The effect of artificial habitat in altered landscapes on species interactions and their suite of enemies is largely unknown. Water mites have been associated with reduced fitness of model damselflies. Mite parasitism was variable, but higher for Ischnura verticalis damselflies from natural, than from artificial, wetlands in the same region. There were no differences in timing of sampling, temperature during sampling, or host age or sex composition of samples between wetland types. Landscape structure might constrain mite presence or abundance at wetland sites or wetland type might be a better predictor of mites, based on factors such as prey abundance. Fewer mites on damselflies from numerous artificial wetlands means that the strength of parasite‐mediated selection is likely less than would be inferred if only natural wetlands were surveyed. Such effects of human changes in habitats on host species probably occur often.

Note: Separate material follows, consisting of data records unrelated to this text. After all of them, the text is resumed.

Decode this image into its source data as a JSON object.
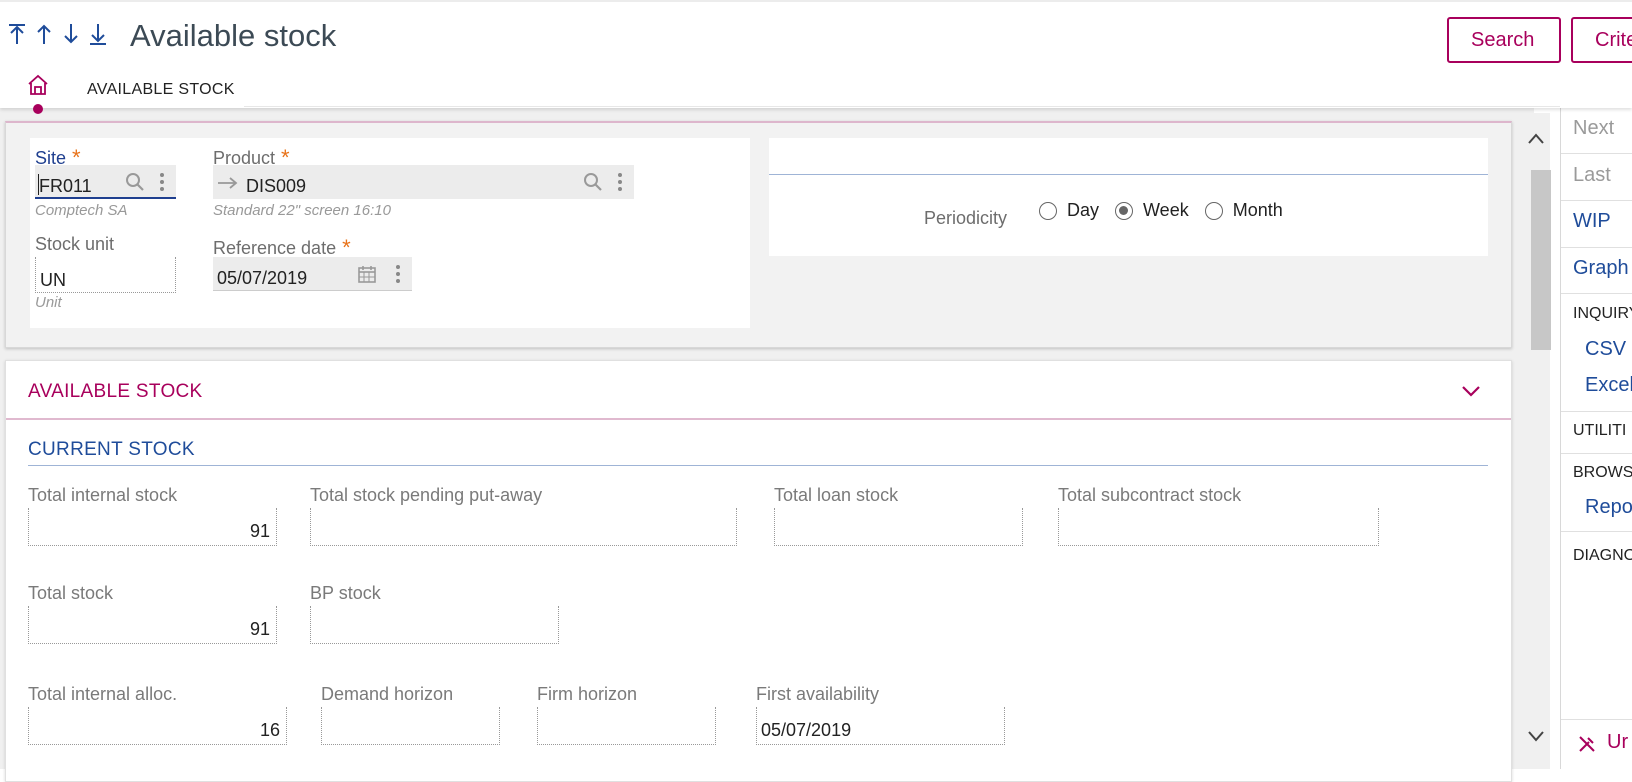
{
  "header": {
    "title": "Available stock",
    "nav": [
      "first-icon",
      "previous-icon",
      "next-icon",
      "last-icon"
    ],
    "buttons": {
      "search": "Search",
      "criteria": "Crite"
    },
    "tab_label": "AVAILABLE STOCK"
  },
  "criteria": {
    "site": {
      "label": "Site",
      "required": "*",
      "value": "FR011",
      "description": "Comptech SA"
    },
    "product": {
      "label": "Product",
      "required": "*",
      "value": "DIS009",
      "description": "Standard 22\" screen 16:10"
    },
    "stock_unit": {
      "label": "Stock unit",
      "value": "UN",
      "description": "Unit"
    },
    "reference_date": {
      "label": "Reference date",
      "required": "*",
      "value": "05/07/2019"
    },
    "periodicity": {
      "label": "Periodicity",
      "options": [
        "Day",
        "Week",
        "Month"
      ],
      "selected": "Week"
    }
  },
  "stock": {
    "section_title": "AVAILABLE STOCK",
    "block_title": "CURRENT STOCK",
    "fields": {
      "total_internal_stock": {
        "label": "Total internal stock",
        "value": "91"
      },
      "total_stock_pending_putaway": {
        "label": "Total stock pending put-away",
        "value": ""
      },
      "total_loan_stock": {
        "label": "Total loan stock",
        "value": ""
      },
      "total_subcontract_stock": {
        "label": "Total subcontract stock",
        "value": ""
      },
      "total_stock": {
        "label": "Total stock",
        "value": "91"
      },
      "bp_stock": {
        "label": "BP stock",
        "value": ""
      },
      "total_internal_alloc": {
        "label": "Total internal alloc.",
        "value": "16"
      },
      "demand_horizon": {
        "label": "Demand horizon",
        "value": ""
      },
      "firm_horizon": {
        "label": "Firm horizon",
        "value": ""
      },
      "first_availability": {
        "label": "First availability",
        "value": "05/07/2019"
      }
    }
  },
  "right_panel": {
    "next": "Next",
    "last": "Last",
    "wip": "WIP",
    "graph": "Graph",
    "inquiry": "INQUIRY",
    "csv": "CSV",
    "excel": "Excel",
    "utilities": "UTILITI",
    "browse": "BROWS",
    "report": "Repo",
    "diagnostics": "DIAGNO",
    "bottom": "Ur"
  },
  "colors": {
    "accent": "#a8005c",
    "link": "#1f4c9a",
    "required": "#e8731a"
  }
}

Ischnura verticalis is a common damselfly (Odonata, Zygoptera, Coenagrionidae) throughout Canada and the United States and prefers lentic habitats. Males, mature (pruinose) females, and younger (red‐orange) females can be distinguished readily (Walker 1953). Like many other coenagrionid damselflies, I. verticalis is a host for several species of ectoparasitic mites of the genus and subgenus Arrenurus . The parasitic larval mites attach to the damselfly larvae when it is nearing emergence. These parasites then transfer to the newly‐forming host imago, attach and secrete a feeding tube (Smith 1988). The mite(s) then engorge on the host damselfly (Smith 1988) and finally detach from the host when the host is near or above water. After returning to water, the mite completes its life cycle, which includes deutonymphal and adult stages that are predators of microcrustacea.
Water mites have been associated with reductions in survivorship, fecundity and male mating success of damselflies, using either or both experimental and observational approaches (reviewed by Forbes and Robb 2008). In some species, individuals allocate resources towards fending off parasitic attacks and such resistance is assumed to be costly (Forbes and Robb 2008). Parasites might therefore influence selection on hosts even if they do not influence populations per se (e.g. damselfly populations might be affected more by weather, Thompson 1990).

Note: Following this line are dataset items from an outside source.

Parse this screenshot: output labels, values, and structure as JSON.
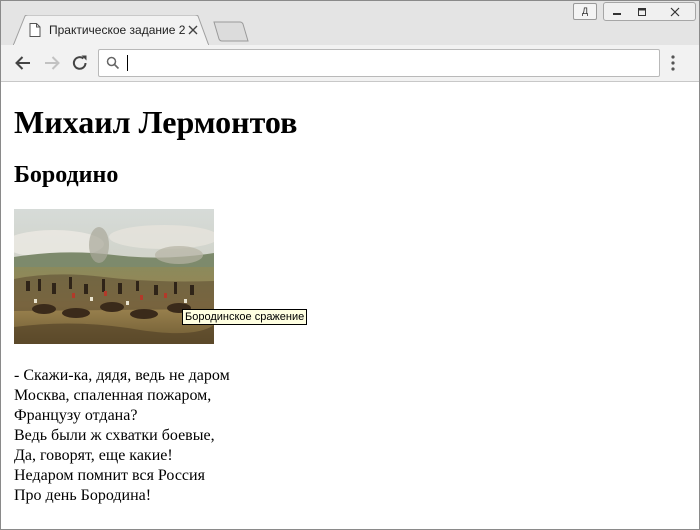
{
  "browser": {
    "user_badge": "Д",
    "tab": {
      "title": "Практическое задание 2"
    },
    "address": {
      "value": "",
      "placeholder": ""
    }
  },
  "page": {
    "heading": "Михаил Лермонтов",
    "subheading": "Бородино",
    "image_title": "Бородинское сражение",
    "poem_lines": [
      "- Скажи-ка, дядя, ведь не даром",
      "Москва, спаленная пожаром,",
      "Французу отдана?",
      "Ведь были ж схватки боевые,",
      "Да, говорят, еще какие!",
      "Недаром помнит вся Россия",
      "Про день Бородина!"
    ]
  }
}
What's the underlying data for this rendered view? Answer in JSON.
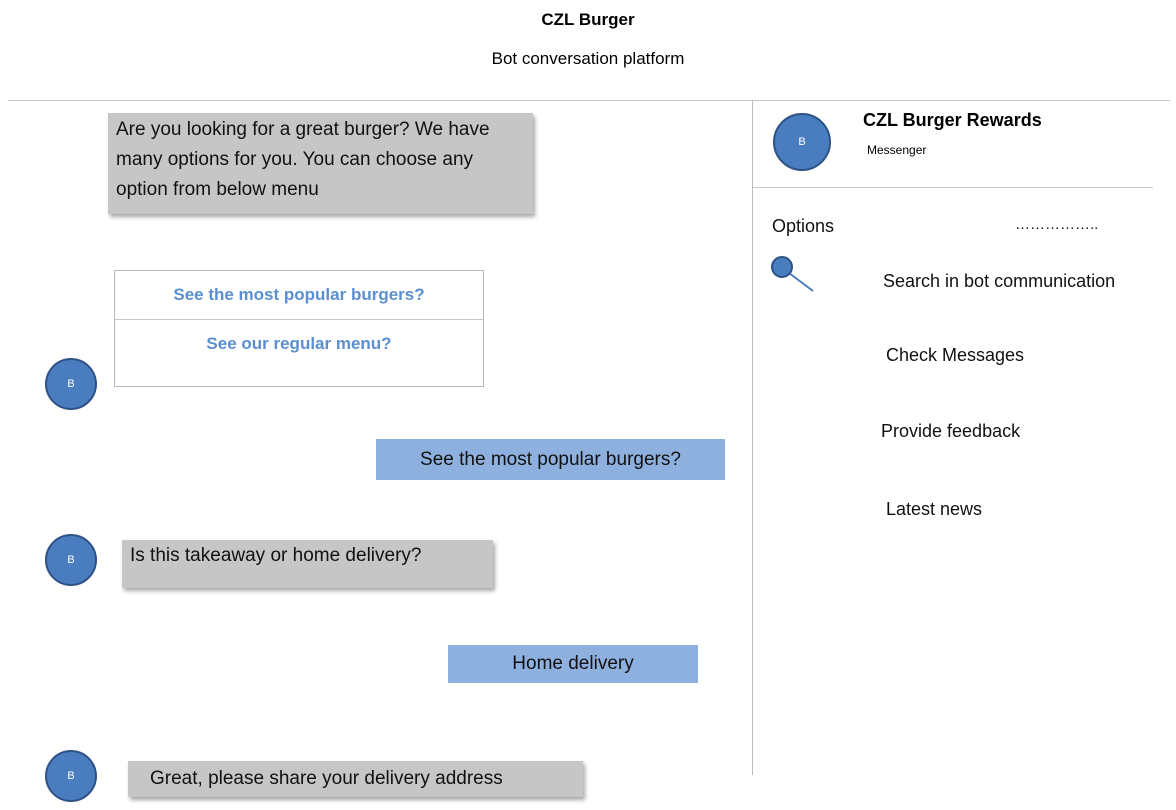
{
  "header": {
    "title": "CZL Burger",
    "subtitle": "Bot conversation platform"
  },
  "chat": {
    "bot_avatar_letter": "B",
    "intro_message": "Are you looking for a great burger? We have many options for you. You can choose any option from below menu",
    "menu_options": [
      "See the most popular burgers?",
      "See our regular menu?"
    ],
    "user_reply_1": "See the most popular burgers?",
    "bot_question": "Is this takeaway or home delivery?",
    "user_reply_2": "Home delivery",
    "bot_request": "Great, please share your delivery address"
  },
  "sidebar": {
    "avatar_letter": "B",
    "contact_name": "CZL Burger Rewards",
    "contact_sub": "Messenger",
    "options_label": "Options",
    "options_more": "……………..",
    "items": [
      "Search in bot communication",
      "Check Messages",
      "Provide feedback",
      "Latest news"
    ]
  },
  "colors": {
    "avatar": "#4a7dc0",
    "bot_bubble": "#c6c6c6",
    "user_bubble": "#8eb0de",
    "menu_link": "#5b8fcf"
  },
  "icons": {
    "search": "search-icon"
  }
}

Sampling took place at 24 wetlands (in a 3446 km2 area) in the vicinity of the cities of Ottawa (ON) and amalgamated city of Gatineau (QC), Canada. Each wetland was classified as being either artificial (17 wetlands) or natural (7 wetlands). Natural wetlands were those that developed through natural geological and hydrological processes (Keddy 2000). Artificial wetlands were those that were not present historically and have been established as storm water drainage compounds, excavation sites and drainage ditches. If we could not reasonably ascribe type of wetland to a site, then that site was not included in our study. Artificial wetlands were at least 10 yr old, whereas all natural wetlands were present in aerial photographs taken in 1972 to 1975. All sites were permanent wetlands at least from 2002, varied in size from 1 to 5 ha, and contained well‐developed emergent vegetation (details available on request). Natural wetlands were generally located in the city's “Greenbelt” or in Gatineau Park (both areas are relatively free of development), whereas artificial wetlands often were located near housing and shopping centre developments. Those artificial wetlands were not formerly natural wetlands that had development in or around their margins. These wetlands were chosen as part of a larger study on the effects of artificial and natural habitats, in low versus high forested cover landscapes, on odonate diversity. The subset of wetlands chosen had to have I. verticalis present.

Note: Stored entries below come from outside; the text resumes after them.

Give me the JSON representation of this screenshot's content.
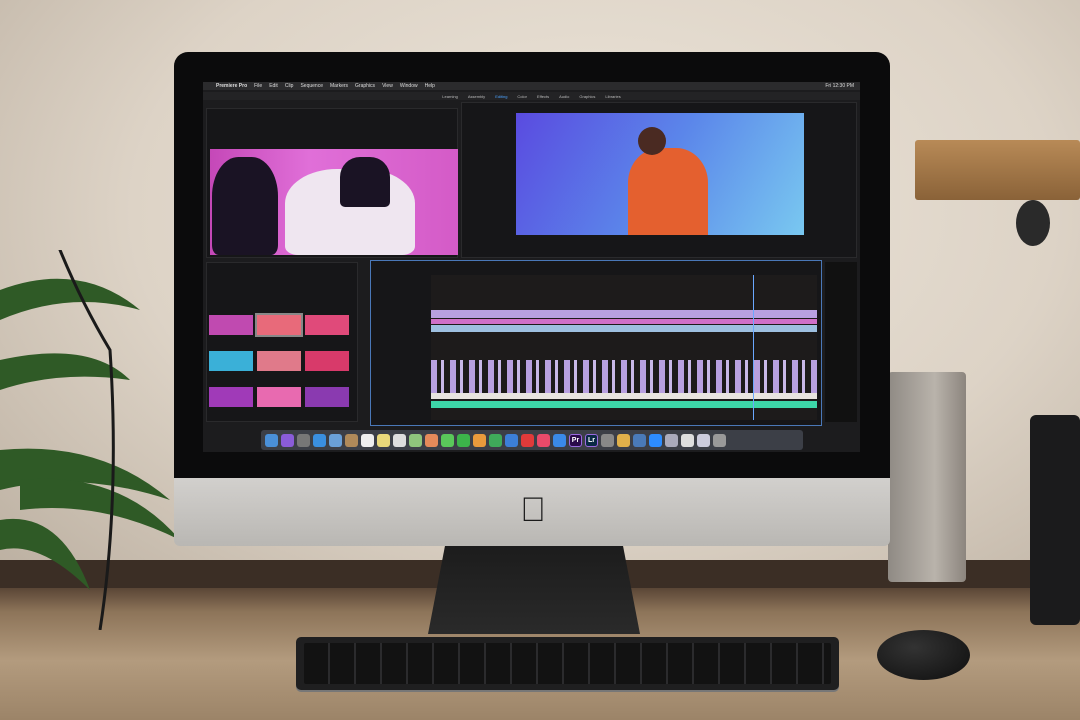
{
  "menubar": {
    "items": [
      "Premiere Pro",
      "File",
      "Edit",
      "Clip",
      "Sequence",
      "Markers",
      "Graphics",
      "View",
      "Window",
      "Help"
    ],
    "status": "Fri 12:30 PM"
  },
  "workspaces": {
    "items": [
      "Learning",
      "Assembly",
      "Editing",
      "Color",
      "Effects",
      "Audio",
      "Graphics",
      "Libraries"
    ],
    "active": "Editing"
  },
  "dock": {
    "apps": [
      {
        "icon": "finder-icon",
        "color": "#4a90d9",
        "label": ""
      },
      {
        "icon": "siri-icon",
        "color": "#8a5cd8",
        "label": ""
      },
      {
        "icon": "launchpad-icon",
        "color": "#777",
        "label": ""
      },
      {
        "icon": "safari-icon",
        "color": "#3a8fe0",
        "label": ""
      },
      {
        "icon": "mail-icon",
        "color": "#6aa0d8",
        "label": ""
      },
      {
        "icon": "contacts-icon",
        "color": "#b08a5a",
        "label": ""
      },
      {
        "icon": "calendar-icon",
        "color": "#eee",
        "label": ""
      },
      {
        "icon": "notes-icon",
        "color": "#e9d87a",
        "label": ""
      },
      {
        "icon": "reminders-icon",
        "color": "#ddd",
        "label": ""
      },
      {
        "icon": "maps-icon",
        "color": "#8fc47c",
        "label": ""
      },
      {
        "icon": "photos-icon",
        "color": "#e58a5a",
        "label": ""
      },
      {
        "icon": "messages-icon",
        "color": "#5ac85a",
        "label": ""
      },
      {
        "icon": "facetime-icon",
        "color": "#3cb34a",
        "label": ""
      },
      {
        "icon": "pages-icon",
        "color": "#e99a3c",
        "label": ""
      },
      {
        "icon": "numbers-icon",
        "color": "#3faa5a",
        "label": ""
      },
      {
        "icon": "keynote-icon",
        "color": "#3c7fd8",
        "label": ""
      },
      {
        "icon": "news-icon",
        "color": "#e03a3a",
        "label": ""
      },
      {
        "icon": "music-icon",
        "color": "#e84a6a",
        "label": ""
      },
      {
        "icon": "app-store-icon",
        "color": "#3a8ae8",
        "label": ""
      },
      {
        "icon": "premiere-pro-icon",
        "color": "#2a0a4a",
        "label": "Pr"
      },
      {
        "icon": "lightroom-icon",
        "color": "#0a2a44",
        "label": "Lr"
      },
      {
        "icon": "system-preferences-icon",
        "color": "#888",
        "label": ""
      },
      {
        "icon": "folder-icon",
        "color": "#e0b04a",
        "label": ""
      },
      {
        "icon": "quicktime-icon",
        "color": "#4a7ab8",
        "label": ""
      },
      {
        "icon": "zoom-icon",
        "color": "#2d8cff",
        "label": ""
      },
      {
        "icon": "preview-icon",
        "color": "#aab",
        "label": ""
      },
      {
        "icon": "document-icon",
        "color": "#ddd",
        "label": ""
      },
      {
        "icon": "downloads-icon",
        "color": "#ccd",
        "label": ""
      },
      {
        "icon": "trash-icon",
        "color": "#999",
        "label": ""
      }
    ]
  },
  "colors": {
    "source_monitor": "#d45bc7",
    "program_monitor": "#5b86ea",
    "timeline_border": "#4a78b8",
    "video_clip": "#b8a0e0",
    "audio_clip": "#3dd6a8"
  },
  "logo": {
    "icon": "apple-logo-icon"
  }
}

We netted damselflies at all wetlands over an approximate 20‐d period beginning 10 June, 2005 and ending 1 July, 2005 (this represents a very small proportion of the total flight period which extends from mid‐late May until at least late August, Forbes unpubl.). The sampling was designed to collect ca 30 individual damselflies at each wetland site, while being able to visit all wetlands over a three‐week period. Order of sampling was interspersed such that the natural wetlands were sampled at the same time as blocks of artificial wetlands. Damselflies were netted individually, following field identification. Netted individuals were sexed. Females were aged approximately as either pruinose (mature) or young red‐orange adults. We know from previous work that red‐orange females have not had time to lose their mites, if they were parasitized. The numbers of mites on each damselfly (which were invariably attached to the undersurface of the thorax and/or abdomen) were enumerated with the aid of a 10× loupe. Recording whether an individual was parasitized was not subjected to error. However, we were less precise in our mite counts for 6 of 737 individuals with >35 mites. Notwithstanding, our counts by two observers agreed to within 3 mites. Furthermore, this occasional error is not likely to have been influenced by either host sex or age or wetland type sampled.